羅尚德深深地看了一眼陳凡,随即翻到二十八頁,隻見那上面的文章題目果然是【好仁不好學,其蔽也愚】。
文章标題下面正是謝濤剛剛的破題【 仁者愛衆,學以明智;好仁廢學,愚蔽生焉】,與書上對照,竟然一字不易。
羅尚德放下書,冷冷看着謝濤:“你還有何狡辯之辭?”
謝濤此刻真的慌了,他滿頭大汗、結結巴巴道:“大,大宗師,這,這是陳凡,對,是陳凡害我!”
羅尚德冷笑道:“乞丐是你找的,也是你親手讓那乞丐圈的題,陳凡是如何害你?”
“是……是,這文章是我寫的。不知怎得被陳凡收錄了去,還杜撰了一人……”他越編越編不下去,最後隻能閉口不言。
陳凡微微一笑:“謝生員,你恐怕不知道吧?這本書确實是我所編,哦,對了,忘了告訴你,高宗本高府台那裏,我是給了稿費,不是,我是給了筆資的。盡可去查。至于康麟此人,我正請刻坊尋找。不信,你可以去問南監的劉祭酒,他的文章也被收錄在此書中,我也給了他筆資。”

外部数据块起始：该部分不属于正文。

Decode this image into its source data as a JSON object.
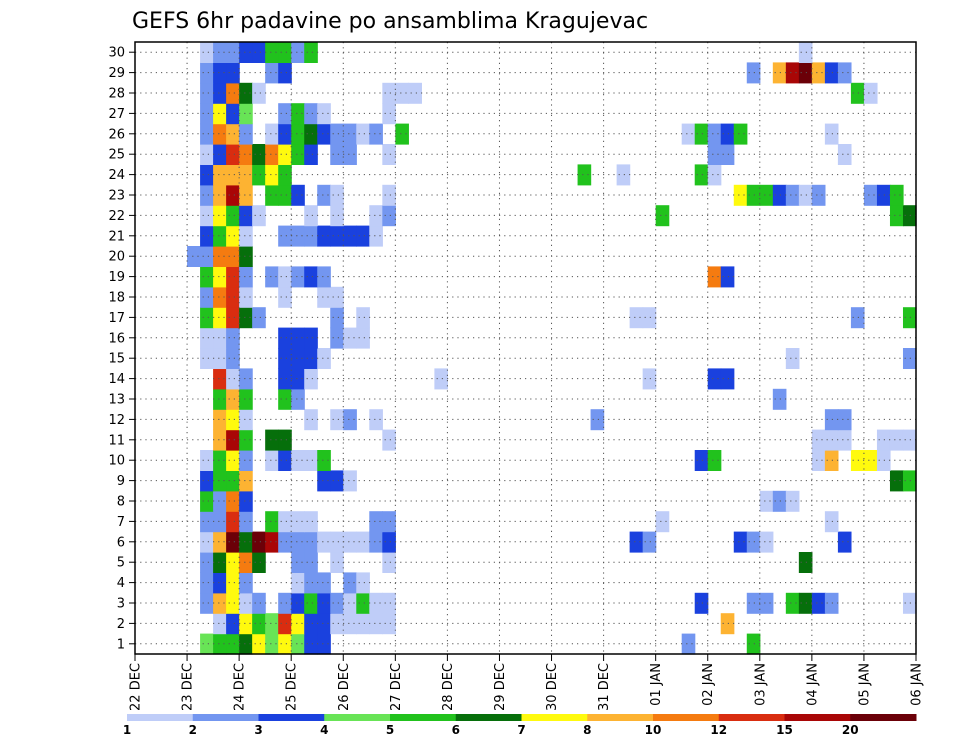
{
  "chart_data": {
    "type": "heatmap",
    "title": "GEFS 6hr padavine po ansamblima Kragujevac",
    "xlabel": "",
    "ylabel": "",
    "x_tick_labels": [
      "22 DEC",
      "23 DEC",
      "24 DEC",
      "25 DEC",
      "26 DEC",
      "27 DEC",
      "28 DEC",
      "29 DEC",
      "30 DEC",
      "31 DEC",
      "01 JAN",
      "02 JAN",
      "03 JAN",
      "04 JAN",
      "05 JAN",
      "06 JAN"
    ],
    "y_tick_labels": [
      "1",
      "2",
      "3",
      "4",
      "5",
      "6",
      "7",
      "8",
      "9",
      "10",
      "11",
      "12",
      "13",
      "14",
      "15",
      "16",
      "17",
      "18",
      "19",
      "20",
      "21",
      "22",
      "23",
      "24",
      "25",
      "26",
      "27",
      "28",
      "29",
      "30"
    ],
    "x_range_steps": [
      0,
      60
    ],
    "steps_per_day": 4,
    "members": 30,
    "grid": true,
    "colorbar_labels": [
      "1",
      "2",
      "3",
      "4",
      "5",
      "6",
      "7",
      "8",
      "10",
      "12",
      "15",
      "20"
    ],
    "levels": [
      1,
      2,
      3,
      4,
      5,
      6,
      7,
      8,
      10,
      12,
      15,
      20
    ],
    "colors": [
      "#bfcdf8",
      "#7396f0",
      "#1a41de",
      "#68e456",
      "#21c21d",
      "#066f0b",
      "#fffa0e",
      "#fdb332",
      "#f57b10",
      "#d92d10",
      "#a90606",
      "#6b0008"
    ],
    "cells": [
      [
        1,
        6,
        4
      ],
      [
        1,
        7,
        5
      ],
      [
        1,
        8,
        5
      ],
      [
        1,
        9,
        6
      ],
      [
        1,
        10,
        7
      ],
      [
        1,
        11,
        4
      ],
      [
        1,
        12,
        7
      ],
      [
        1,
        13,
        4
      ],
      [
        1,
        14,
        3
      ],
      [
        1,
        15,
        3
      ],
      [
        1,
        43,
        2
      ],
      [
        1,
        48,
        5
      ],
      [
        2,
        7,
        1
      ],
      [
        2,
        8,
        3
      ],
      [
        2,
        9,
        7
      ],
      [
        2,
        10,
        5
      ],
      [
        2,
        11,
        4
      ],
      [
        2,
        12,
        10
      ],
      [
        2,
        13,
        7
      ],
      [
        2,
        14,
        3
      ],
      [
        2,
        15,
        3
      ],
      [
        2,
        16,
        1
      ],
      [
        2,
        17,
        1
      ],
      [
        2,
        18,
        1
      ],
      [
        2,
        19,
        1
      ],
      [
        2,
        20,
        1
      ],
      [
        2,
        46,
        8
      ],
      [
        3,
        6,
        2
      ],
      [
        3,
        7,
        8
      ],
      [
        3,
        8,
        7
      ],
      [
        3,
        9,
        1
      ],
      [
        3,
        10,
        2
      ],
      [
        3,
        12,
        2
      ],
      [
        3,
        13,
        3
      ],
      [
        3,
        14,
        5
      ],
      [
        3,
        15,
        3
      ],
      [
        3,
        16,
        2
      ],
      [
        3,
        17,
        1
      ],
      [
        3,
        18,
        5
      ],
      [
        3,
        19,
        1
      ],
      [
        3,
        20,
        1
      ],
      [
        3,
        44,
        3
      ],
      [
        3,
        48,
        2
      ],
      [
        3,
        49,
        2
      ],
      [
        3,
        51,
        5
      ],
      [
        3,
        52,
        6
      ],
      [
        3,
        53,
        3
      ],
      [
        3,
        54,
        2
      ],
      [
        3,
        60,
        1
      ],
      [
        4,
        6,
        2
      ],
      [
        4,
        7,
        3
      ],
      [
        4,
        8,
        7
      ],
      [
        4,
        9,
        2
      ],
      [
        4,
        13,
        1
      ],
      [
        4,
        14,
        2
      ],
      [
        4,
        15,
        2
      ],
      [
        4,
        17,
        2
      ],
      [
        4,
        18,
        1
      ],
      [
        5,
        6,
        2
      ],
      [
        5,
        7,
        6
      ],
      [
        5,
        8,
        7
      ],
      [
        5,
        9,
        9
      ],
      [
        5,
        10,
        6
      ],
      [
        5,
        13,
        2
      ],
      [
        5,
        14,
        2
      ],
      [
        5,
        16,
        1
      ],
      [
        5,
        20,
        1
      ],
      [
        5,
        52,
        6
      ],
      [
        6,
        6,
        1
      ],
      [
        6,
        7,
        8
      ],
      [
        6,
        8,
        12
      ],
      [
        6,
        9,
        6
      ],
      [
        6,
        10,
        12
      ],
      [
        6,
        11,
        11
      ],
      [
        6,
        12,
        2
      ],
      [
        6,
        13,
        2
      ],
      [
        6,
        14,
        2
      ],
      [
        6,
        15,
        1
      ],
      [
        6,
        16,
        1
      ],
      [
        6,
        17,
        1
      ],
      [
        6,
        18,
        1
      ],
      [
        6,
        19,
        2
      ],
      [
        6,
        20,
        3
      ],
      [
        6,
        39,
        3
      ],
      [
        6,
        40,
        2
      ],
      [
        6,
        47,
        3
      ],
      [
        6,
        48,
        2
      ],
      [
        6,
        49,
        1
      ],
      [
        6,
        55,
        3
      ],
      [
        7,
        6,
        2
      ],
      [
        7,
        7,
        2
      ],
      [
        7,
        8,
        10
      ],
      [
        7,
        9,
        2
      ],
      [
        7,
        11,
        5
      ],
      [
        7,
        12,
        1
      ],
      [
        7,
        13,
        1
      ],
      [
        7,
        14,
        1
      ],
      [
        7,
        19,
        2
      ],
      [
        7,
        20,
        2
      ],
      [
        7,
        41,
        1
      ],
      [
        7,
        54,
        1
      ],
      [
        8,
        6,
        5
      ],
      [
        8,
        7,
        2
      ],
      [
        8,
        8,
        9
      ],
      [
        8,
        9,
        3
      ],
      [
        8,
        49,
        1
      ],
      [
        8,
        50,
        2
      ],
      [
        8,
        51,
        1
      ],
      [
        9,
        6,
        3
      ],
      [
        9,
        7,
        5
      ],
      [
        9,
        8,
        5
      ],
      [
        9,
        9,
        8
      ],
      [
        9,
        15,
        3
      ],
      [
        9,
        16,
        3
      ],
      [
        9,
        17,
        1
      ],
      [
        9,
        59,
        6
      ],
      [
        9,
        60,
        5
      ],
      [
        10,
        6,
        1
      ],
      [
        10,
        7,
        5
      ],
      [
        10,
        8,
        7
      ],
      [
        10,
        9,
        2
      ],
      [
        10,
        11,
        1
      ],
      [
        10,
        12,
        3
      ],
      [
        10,
        13,
        1
      ],
      [
        10,
        14,
        1
      ],
      [
        10,
        15,
        5
      ],
      [
        10,
        44,
        3
      ],
      [
        10,
        45,
        5
      ],
      [
        10,
        53,
        1
      ],
      [
        10,
        54,
        8
      ],
      [
        10,
        56,
        7
      ],
      [
        10,
        57,
        7
      ],
      [
        10,
        58,
        1
      ],
      [
        11,
        7,
        8
      ],
      [
        11,
        8,
        11
      ],
      [
        11,
        9,
        5
      ],
      [
        11,
        11,
        6
      ],
      [
        11,
        12,
        6
      ],
      [
        11,
        20,
        1
      ],
      [
        11,
        53,
        1
      ],
      [
        11,
        54,
        1
      ],
      [
        11,
        55,
        1
      ],
      [
        11,
        58,
        1
      ],
      [
        11,
        59,
        1
      ],
      [
        11,
        60,
        1
      ],
      [
        12,
        7,
        8
      ],
      [
        12,
        8,
        7
      ],
      [
        12,
        9,
        1
      ],
      [
        12,
        14,
        1
      ],
      [
        12,
        16,
        1
      ],
      [
        12,
        17,
        2
      ],
      [
        12,
        19,
        1
      ],
      [
        12,
        36,
        2
      ],
      [
        12,
        54,
        2
      ],
      [
        12,
        55,
        2
      ],
      [
        13,
        7,
        5
      ],
      [
        13,
        8,
        8
      ],
      [
        13,
        9,
        5
      ],
      [
        13,
        12,
        5
      ],
      [
        13,
        13,
        2
      ],
      [
        13,
        50,
        2
      ],
      [
        14,
        7,
        10
      ],
      [
        14,
        8,
        1
      ],
      [
        14,
        9,
        2
      ],
      [
        14,
        12,
        3
      ],
      [
        14,
        13,
        3
      ],
      [
        14,
        14,
        1
      ],
      [
        14,
        24,
        1
      ],
      [
        14,
        40,
        1
      ],
      [
        14,
        45,
        3
      ],
      [
        14,
        46,
        3
      ],
      [
        15,
        6,
        1
      ],
      [
        15,
        7,
        1
      ],
      [
        15,
        8,
        2
      ],
      [
        15,
        12,
        3
      ],
      [
        15,
        13,
        3
      ],
      [
        15,
        14,
        3
      ],
      [
        15,
        15,
        1
      ],
      [
        15,
        51,
        1
      ],
      [
        15,
        60,
        2
      ],
      [
        16,
        6,
        1
      ],
      [
        16,
        7,
        1
      ],
      [
        16,
        8,
        2
      ],
      [
        16,
        12,
        3
      ],
      [
        16,
        13,
        3
      ],
      [
        16,
        14,
        3
      ],
      [
        16,
        16,
        2
      ],
      [
        16,
        17,
        1
      ],
      [
        16,
        18,
        1
      ],
      [
        17,
        6,
        5
      ],
      [
        17,
        7,
        7
      ],
      [
        17,
        8,
        10
      ],
      [
        17,
        9,
        6
      ],
      [
        17,
        10,
        2
      ],
      [
        17,
        16,
        2
      ],
      [
        17,
        18,
        1
      ],
      [
        17,
        39,
        1
      ],
      [
        17,
        40,
        1
      ],
      [
        17,
        56,
        2
      ],
      [
        17,
        60,
        5
      ],
      [
        18,
        6,
        2
      ],
      [
        18,
        7,
        9
      ],
      [
        18,
        8,
        10
      ],
      [
        18,
        9,
        1
      ],
      [
        18,
        12,
        1
      ],
      [
        18,
        15,
        1
      ],
      [
        18,
        16,
        1
      ],
      [
        19,
        6,
        5
      ],
      [
        19,
        7,
        7
      ],
      [
        19,
        8,
        10
      ],
      [
        19,
        9,
        2
      ],
      [
        19,
        11,
        2
      ],
      [
        19,
        12,
        1
      ],
      [
        19,
        13,
        2
      ],
      [
        19,
        14,
        3
      ],
      [
        19,
        15,
        2
      ],
      [
        19,
        45,
        9
      ],
      [
        19,
        46,
        3
      ],
      [
        20,
        5,
        2
      ],
      [
        20,
        6,
        2
      ],
      [
        20,
        7,
        9
      ],
      [
        20,
        8,
        9
      ],
      [
        20,
        9,
        6
      ],
      [
        21,
        6,
        3
      ],
      [
        21,
        7,
        5
      ],
      [
        21,
        8,
        7
      ],
      [
        21,
        9,
        1
      ],
      [
        21,
        12,
        2
      ],
      [
        21,
        13,
        2
      ],
      [
        21,
        14,
        2
      ],
      [
        21,
        15,
        3
      ],
      [
        21,
        16,
        3
      ],
      [
        21,
        17,
        3
      ],
      [
        21,
        18,
        3
      ],
      [
        21,
        19,
        1
      ],
      [
        22,
        6,
        1
      ],
      [
        22,
        7,
        7
      ],
      [
        22,
        8,
        5
      ],
      [
        22,
        9,
        3
      ],
      [
        22,
        10,
        1
      ],
      [
        22,
        14,
        1
      ],
      [
        22,
        16,
        1
      ],
      [
        22,
        19,
        1
      ],
      [
        22,
        20,
        2
      ],
      [
        22,
        41,
        5
      ],
      [
        22,
        59,
        5
      ],
      [
        22,
        60,
        6
      ],
      [
        23,
        6,
        2
      ],
      [
        23,
        7,
        8
      ],
      [
        23,
        8,
        11
      ],
      [
        23,
        9,
        8
      ],
      [
        23,
        11,
        5
      ],
      [
        23,
        12,
        5
      ],
      [
        23,
        13,
        3
      ],
      [
        23,
        15,
        2
      ],
      [
        23,
        16,
        1
      ],
      [
        23,
        20,
        1
      ],
      [
        23,
        47,
        7
      ],
      [
        23,
        48,
        5
      ],
      [
        23,
        49,
        5
      ],
      [
        23,
        50,
        3
      ],
      [
        23,
        51,
        2
      ],
      [
        23,
        52,
        1
      ],
      [
        23,
        53,
        2
      ],
      [
        23,
        57,
        2
      ],
      [
        23,
        58,
        3
      ],
      [
        23,
        59,
        5
      ],
      [
        24,
        6,
        3
      ],
      [
        24,
        7,
        8
      ],
      [
        24,
        8,
        8
      ],
      [
        24,
        9,
        8
      ],
      [
        24,
        10,
        5
      ],
      [
        24,
        11,
        7
      ],
      [
        24,
        12,
        5
      ],
      [
        24,
        35,
        5
      ],
      [
        24,
        38,
        1
      ],
      [
        24,
        44,
        5
      ],
      [
        24,
        45,
        1
      ],
      [
        25,
        6,
        1
      ],
      [
        25,
        7,
        3
      ],
      [
        25,
        8,
        10
      ],
      [
        25,
        9,
        9
      ],
      [
        25,
        10,
        6
      ],
      [
        25,
        11,
        9
      ],
      [
        25,
        12,
        7
      ],
      [
        25,
        13,
        5
      ],
      [
        25,
        14,
        3
      ],
      [
        25,
        16,
        2
      ],
      [
        25,
        17,
        2
      ],
      [
        25,
        20,
        1
      ],
      [
        25,
        45,
        2
      ],
      [
        25,
        46,
        2
      ],
      [
        25,
        55,
        1
      ],
      [
        26,
        6,
        2
      ],
      [
        26,
        7,
        9
      ],
      [
        26,
        8,
        8
      ],
      [
        26,
        9,
        2
      ],
      [
        26,
        11,
        1
      ],
      [
        26,
        12,
        3
      ],
      [
        26,
        13,
        5
      ],
      [
        26,
        14,
        6
      ],
      [
        26,
        15,
        3
      ],
      [
        26,
        16,
        2
      ],
      [
        26,
        17,
        2
      ],
      [
        26,
        18,
        1
      ],
      [
        26,
        19,
        2
      ],
      [
        26,
        21,
        5
      ],
      [
        26,
        43,
        1
      ],
      [
        26,
        44,
        5
      ],
      [
        26,
        45,
        2
      ],
      [
        26,
        46,
        3
      ],
      [
        26,
        47,
        5
      ],
      [
        26,
        54,
        1
      ],
      [
        27,
        6,
        2
      ],
      [
        27,
        7,
        7
      ],
      [
        27,
        8,
        3
      ],
      [
        27,
        9,
        4
      ],
      [
        27,
        12,
        2
      ],
      [
        27,
        13,
        5
      ],
      [
        27,
        14,
        2
      ],
      [
        27,
        15,
        1
      ],
      [
        27,
        20,
        1
      ],
      [
        28,
        6,
        2
      ],
      [
        28,
        7,
        3
      ],
      [
        28,
        8,
        9
      ],
      [
        28,
        9,
        6
      ],
      [
        28,
        10,
        1
      ],
      [
        28,
        20,
        1
      ],
      [
        28,
        21,
        1
      ],
      [
        28,
        22,
        1
      ],
      [
        28,
        56,
        5
      ],
      [
        28,
        57,
        1
      ],
      [
        29,
        6,
        2
      ],
      [
        29,
        7,
        3
      ],
      [
        29,
        8,
        3
      ],
      [
        29,
        11,
        2
      ],
      [
        29,
        12,
        3
      ],
      [
        29,
        48,
        2
      ],
      [
        29,
        50,
        8
      ],
      [
        29,
        51,
        11
      ],
      [
        29,
        52,
        12
      ],
      [
        29,
        53,
        8
      ],
      [
        29,
        54,
        3
      ],
      [
        29,
        55,
        2
      ],
      [
        30,
        6,
        1
      ],
      [
        30,
        7,
        2
      ],
      [
        30,
        8,
        2
      ],
      [
        30,
        9,
        3
      ],
      [
        30,
        10,
        3
      ],
      [
        30,
        11,
        5
      ],
      [
        30,
        12,
        5
      ],
      [
        30,
        13,
        2
      ],
      [
        30,
        14,
        5
      ],
      [
        30,
        52,
        1
      ]
    ]
  }
}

謝濤和鄭睿兩人聽到這話,卻是再也站不住了,兩人一前一後癱軟在地,甚至鄭睿嚎啕大哭,已經開始向羅尚德求情起來。
PS:對了,遺才大收,當場攔大宗師的轎子這件事,曆史上确有發生,熊廷弼當年考武舉,中了舉人後,但因武舉地位低下,被讀書人欺負了,最後他一個不忿,當街攔了大宗師無錫鄒某得轎子,鄒某真的因此摔在地上,最後鄒某當街命他作文。
熊廷弼也是争氣,當場被錄取。
後來熊廷弼督學畿南,見到鄒某,鄒某躊躇若悔,熊廷弼道:”雷霆雨露,皆佩教誨“,最後”歡然無複遺憾“。